The review was conducted by Miriam Dean CNZM QC and Grant O’Fee MNZM. It found that while incoming mail processes work reasonably well, there are too many individuals involved in outgoing mail processes and some prisons are not well resourced to manage this work given the sheer volume of mail. It also found some improvements in the legislation and regulations governing this area that could be made.

Corrections Chief Executive Christine Stevenson says a comprehensive plan to address all 13 of the recommendations has been developed, with a number of changes already underway. These include:

  • Carrying out regular audits of mail processes, including how staff make decisions to withhold or release mail;
  • Setting up dedicated mail-monitoring teams to open, read and withhold mail in one seamless process;
  • Providing staff with interim guidelines on scanning and withholding mail, gang mail and content of a sexual nature;
  • Ensuring outgoing envelopes are identified as prisoner mail and contain contact details for recipients to contact Corrections if they do not want to receive mail from the prisoner; and
  • Providing prisoners with practical guidance on mail processes, and improving our complaints process by creating a specific category for mail complaints.

Additional changes to be made include:

  • Providing advice to the Minister on legislative changes, including changes regarding the reading, copying and storing of mail;
  • Preparing new manual guidelines that are clear, concise and take staff step by step through mail processes;
  • Training mail teams using face-to-face workshops, as well as e-based learning; and
  • Creating a new module on prisoners’ communications in the training programme for new recruits.

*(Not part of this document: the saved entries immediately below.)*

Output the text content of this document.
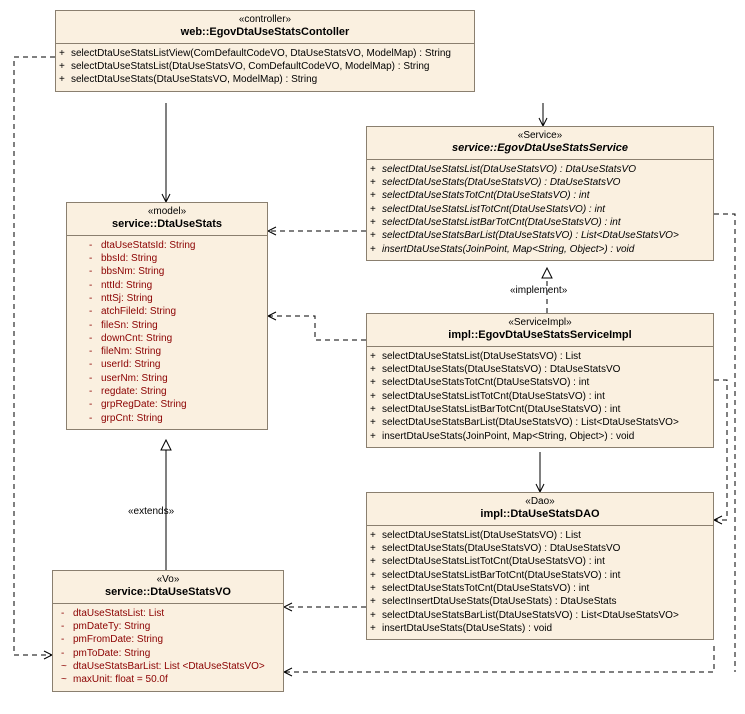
«controller»
web::EgovDtaUseStatsContoller
+ selectDtaUseStatsListView(ComDefaultCodeVO, DtaUseStatsVO, ModelMap) : String
+ selectDtaUseStatsList(DtaUseStatsVO, ComDefaultCodeVO, ModelMap) : String
+ selectDtaUseStats(DtaUseStatsVO, ModelMap) : String
«Service»
service::EgovDtaUseStatsService
+ selectDtaUseStatsList(DtaUseStatsVO) : DtaUseStatsVO
+ selectDtaUseStats(DtaUseStatsVO) : DtaUseStatsVO
+ selectDtaUseStatsTotCnt(DtaUseStatsVO) : int
+ selectDtaUseStatsListTotCnt(DtaUseStatsVO) : int
+ selectDtaUseStatsListBarTotCnt(DtaUseStatsVO) : int
+ selectDtaUseStatsBarList(DtaUseStatsVO) : List<DtaUseStatsVO>
+ insertDtaUseStats(JoinPoint, Map<String, Object>) : void
«model»
service::DtaUseStats
- dtaUseStatsId: String
- bbsId: String
- bbsNm: String
- nttId: String
- nttSj: String
- atchFileId: String
- fileSn: String
- downCnt: String
- fileNm: String
- userId: String
- userNm: String
- regdate: String
- grpRegDate: String
- grpCnt: String
«ServiceImpl»
impl::EgovDtaUseStatsServiceImpl
+ selectDtaUseStatsList(DtaUseStatsVO) : List
+ selectDtaUseStats(DtaUseStatsVO) : DtaUseStatsVO
+ selectDtaUseStatsTotCnt(DtaUseStatsVO) : int
+ selectDtaUseStatsListTotCnt(DtaUseStatsVO) : int
+ selectDtaUseStatsListBarTotCnt(DtaUseStatsVO) : int
+ selectDtaUseStatsBarList(DtaUseStatsVO) : List<DtaUseStatsVO>
+ insertDtaUseStats(JoinPoint, Map<String, Object>) : void
«Dao»
impl::DtaUseStatsDAO
+ selectDtaUseStatsList(DtaUseStatsVO) : List
+ selectDtaUseStats(DtaUseStatsVO) : DtaUseStatsVO
+ selectDtaUseStatsListTotCnt(DtaUseStatsVO) : int
+ selectDtaUseStatsListBarTotCnt(DtaUseStatsVO) : int
+ selectDtaUseStatsTotCnt(DtaUseStatsVO) : int
+ selectInsertDtaUseStats(DtaUseStats) : DtaUseStats
+ selectDtaUseStatsBarList(DtaUseStatsVO) : List<DtaUseStatsVO>
+ insertDtaUseStats(DtaUseStats) : void
«Vo»
service::DtaUseStatsVO
- dtaUseStatsList: List
- pmDateTy: String
- pmFromDate: String
- pmToDate: String
~ dtaUseStatsBarList: List <DtaUseStatsVO>
~ maxUnit: float = 50.0f
«implement»
«extends»
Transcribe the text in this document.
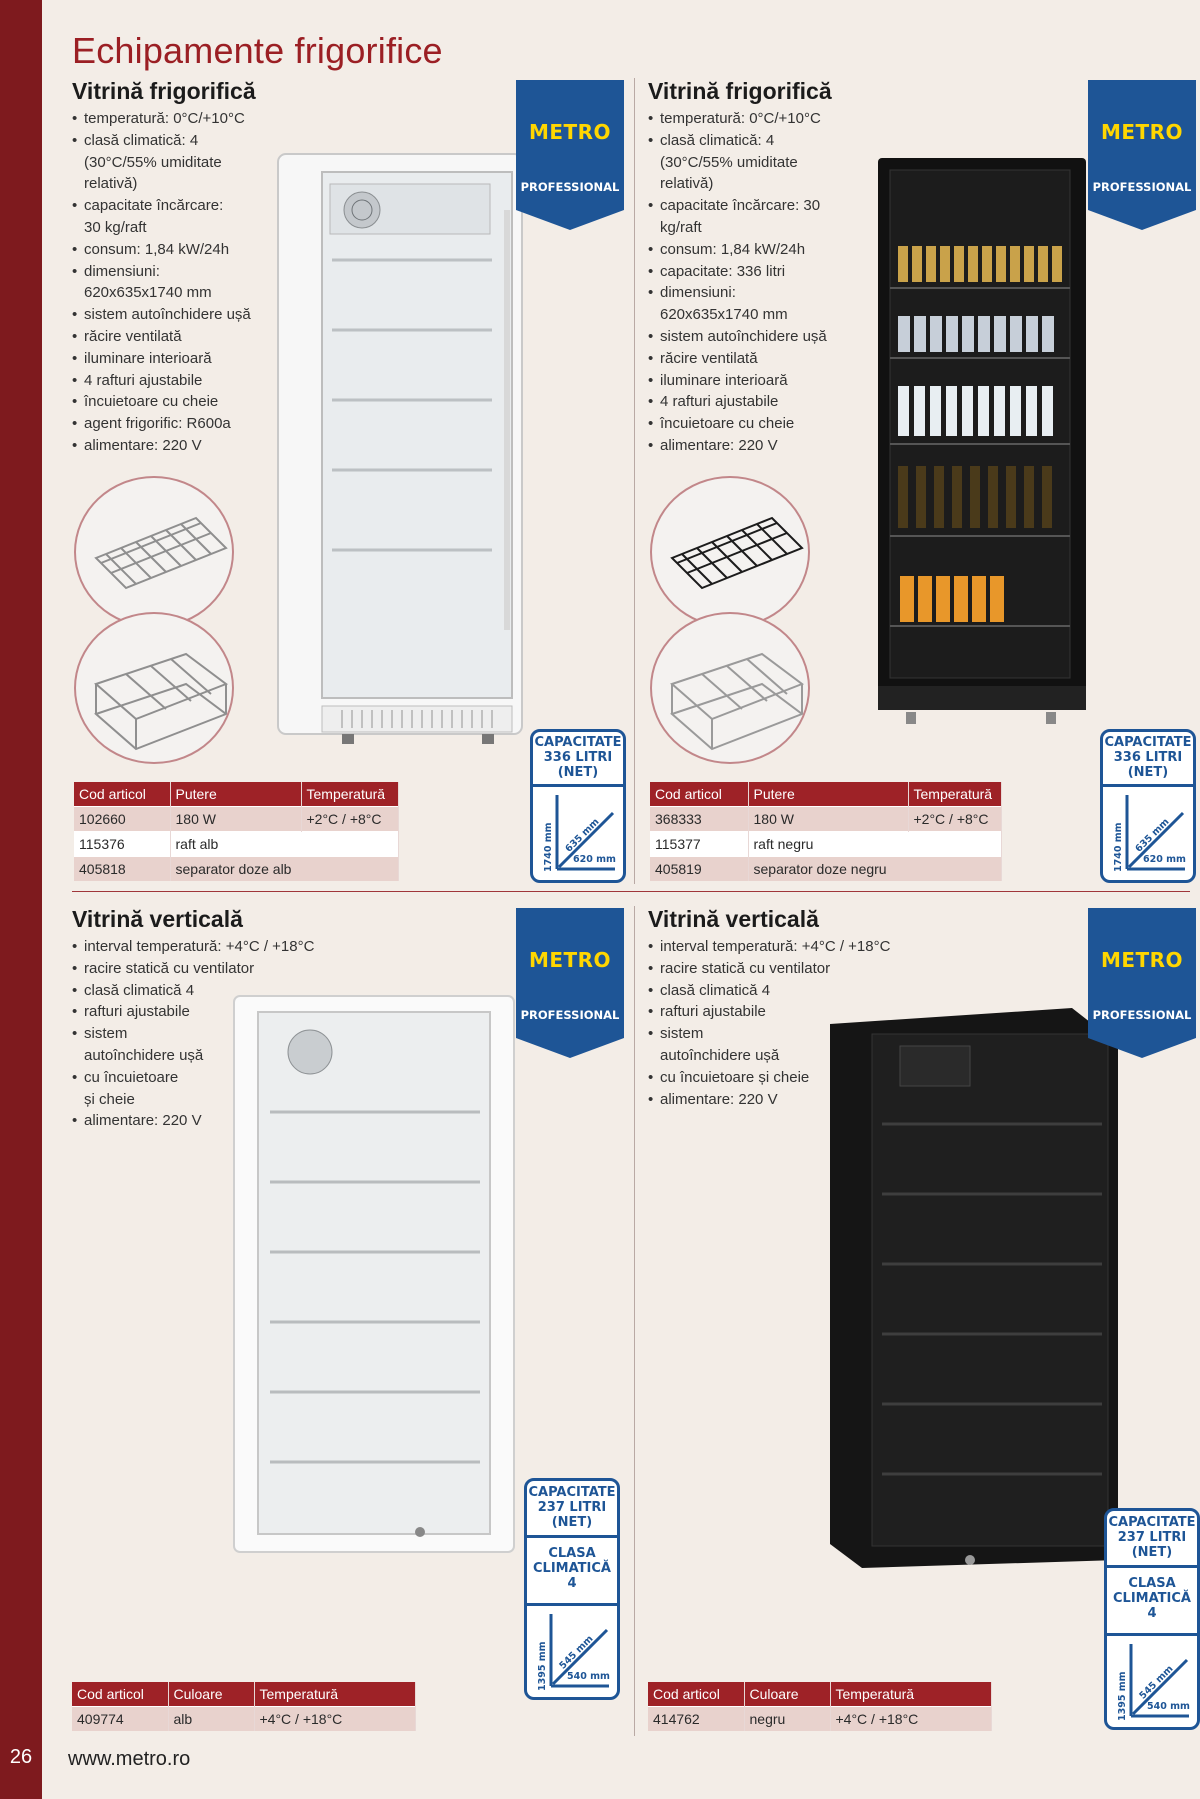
26
Echipamente frigorifice
www.metro.ro
Vitrină frigorifică
• temperatură: 0°C/+10°C
• clasă climatică: 4
(30°C/55% umiditate
relativă)
• capacitate încărcare:
30 kg/raft
• consum: 1,84 kW/24h
• dimensiuni:
620x635x1740 mm
• sistem autoînchidere ușă
• răcire ventilată
• iluminare interioară
• 4 rafturi ajustabile
• încuietoare cu cheie
• agent frigorific: R600a
• alimentare: 220 V
Cod articol	Putere	Temperatură
102660	180 W	+2°C / +8°C
115376	raft alb	
405818	separator doze alb	
METRO
PROFESSIONAL
CAPACITATE
336 LITRI
(NET)
1740 mm 635 mm
620 mm
Vitrină frigorifică
• temperatură: 0°C/+10°C
• clasă climatică: 4
(30°C/55% umiditate
relativă)
• capacitate încărcare: 30
kg/raft
• consum: 1,84 kW/24h
• capacitate: 336 litri
• dimensiuni:
620x635x1740 mm
• sistem autoînchidere ușă
• răcire ventilată
• iluminare interioară
• 4 rafturi ajustabile
• încuietoare cu cheie
• alimentare: 220 V
Cod articol	Putere	Temperatură
368333	180 W	+2°C / +8°C
115377	raft negru	
405819	separator doze negru	
METRO
PROFESSIONAL
CAPACITATE
336 LITRI
(NET)
1740 mm 635 mm
620 mm
Vitrină verticală
• interval temperatură: +4°C / +18°C
• racire statică cu ventilator
• clasă climatică 4
• rafturi ajustabile
• sistem
autoînchidere ușă
• cu încuietoare
și cheie
• alimentare: 220 V
Cod articol	Culoare	Temperatură
409774	alb	+4°C / +18°C
METRO
PROFESSIONAL
CAPACITATE
237 LITRI
(NET)
CLASA
CLIMATICĂ
4
1395 mm 545 mm
540 mm
Vitrină verticală
• interval temperatură: +4°C / +18°C
• racire statică cu ventilator
• clasă climatică 4
• rafturi ajustabile
• sistem
autoînchidere ușă
• cu încuietoare și cheie
• alimentare: 220 V
Cod articol	Culoare	Temperatură
414762	negru	+4°C / +18°C
METRO
PROFESSIONAL
CAPACITATE
237 LITRI
(NET)
CLASA
CLIMATICĂ
4
1395 mm 545 mm
540 mm
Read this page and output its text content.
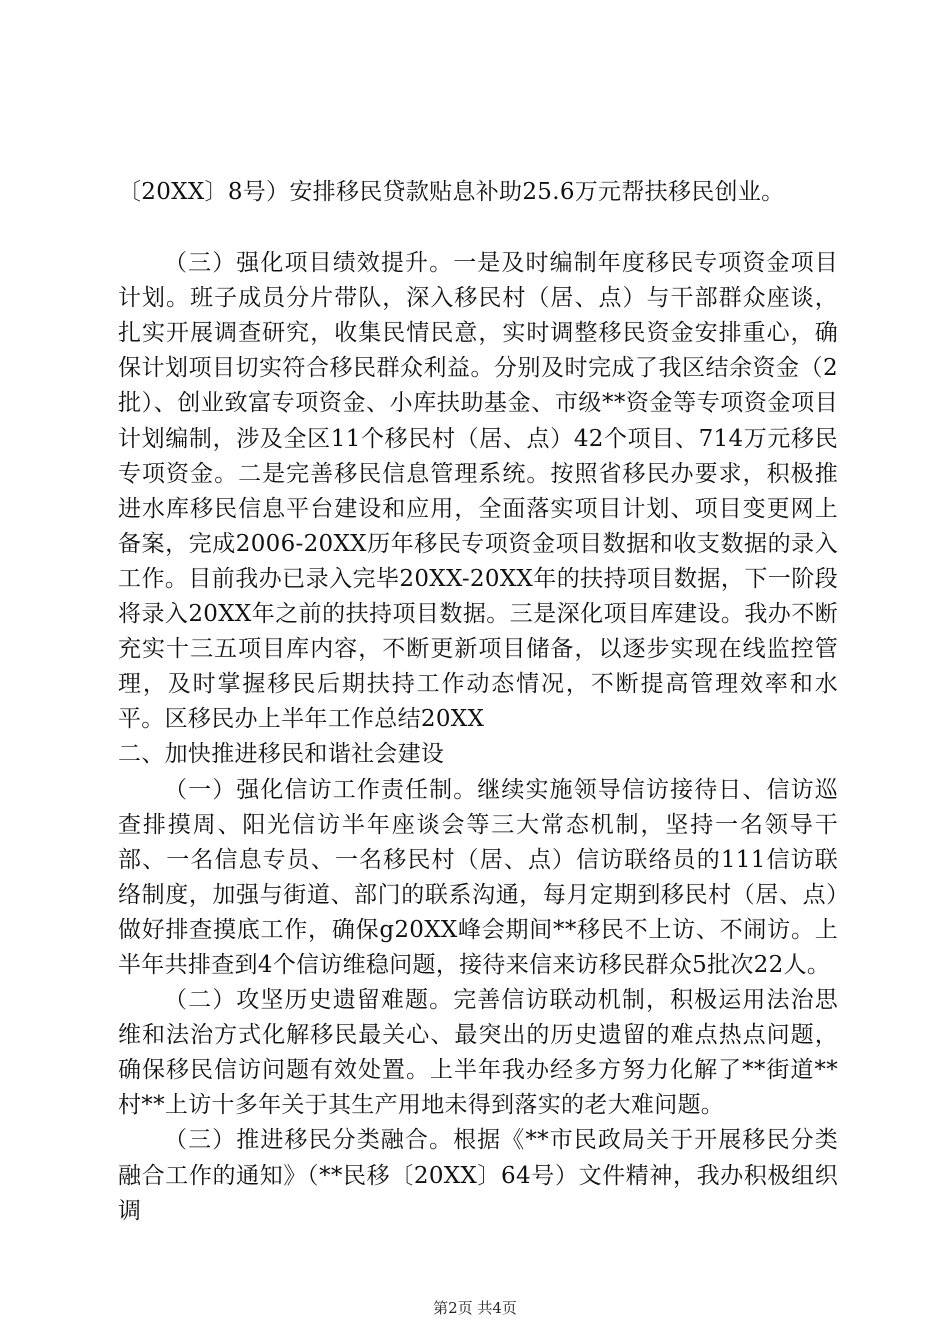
〔20XX〕8号）安排移民贷款贴息补助25.6万元帮扶移民创业。

（三）强化项目绩效提升。一是及时编制年度移民专项资金项目计划。班子成员分片带队，深入移民村（居、点）与干部群众座谈，扎实开展调查研究，收集民情民意，实时调整移民资金安排重心，确保计划项目切实符合移民群众利益。分别及时完成了我区结余资金（2批）、创业致富专项资金、小库扶助基金、市级**资金等专项资金项目计划编制，涉及全区11个移民村（居、点）42个项目、714万元移民专项资金。二是完善移民信息管理系统。按照省移民办要求，积极推进水库移民信息平台建设和应用，全面落实项目计划、项目变更网上备案，完成2006-20XX历年移民专项资金项目数据和收支数据的录入工作。目前我办已录入完毕20XX-20XX年的扶持项目数据，下一阶段将录入20XX年之前的扶持项目数据。三是深化项目库建设。我办不断充实十三五项目库内容，不断更新项目储备，以逐步实现在线监控管理，及时掌握移民后期扶持工作动态情况，不断提高管理效率和水平。区移民办上半年工作总结20XX

二、加快推进移民和谐社会建设

（一）强化信访工作责任制。继续实施领导信访接待日、信访巡查排摸周、阳光信访半年座谈会等三大常态机制，坚持一名领导干部、一名信息专员、一名移民村（居、点）信访联络员的111信访联络制度，加强与街道、部门的联系沟通，每月定期到移民村（居、点）做好排查摸底工作，确保g20XX峰会期间**移民不上访、不闹访。上半年共排查到4个信访维稳问题，接待来信来访移民群众5批次22人。

（二）攻坚历史遗留难题。完善信访联动机制，积极运用法治思维和法治方式化解移民最关心、最突出的历史遗留的难点热点问题，确保移民信访问题有效处置。上半年我办经多方努力化解了**街道**村**上访十多年关于其生产用地未得到落实的老大难问题。

（三）推进移民分类融合。根据《**市民政局关于开展移民分类融合工作的通知》（**民移〔20XX〕64号）文件精神，我办积极组织调

第2页 共4页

Ms Stevenson says the mail of prisoners who have been identified with potential extremist ideologies and/or registered victims continues to be centralised until we have confidence the new process is working as intended.

“We estimate around 15,000 items of mail are sent to and from prisoners each week. It is a fine balance to uphold our lawful obligation to meet prisoners’ statutory entitlements while mitigating the potential risks posed by prisoners who may wish to cause harm to others,” she says.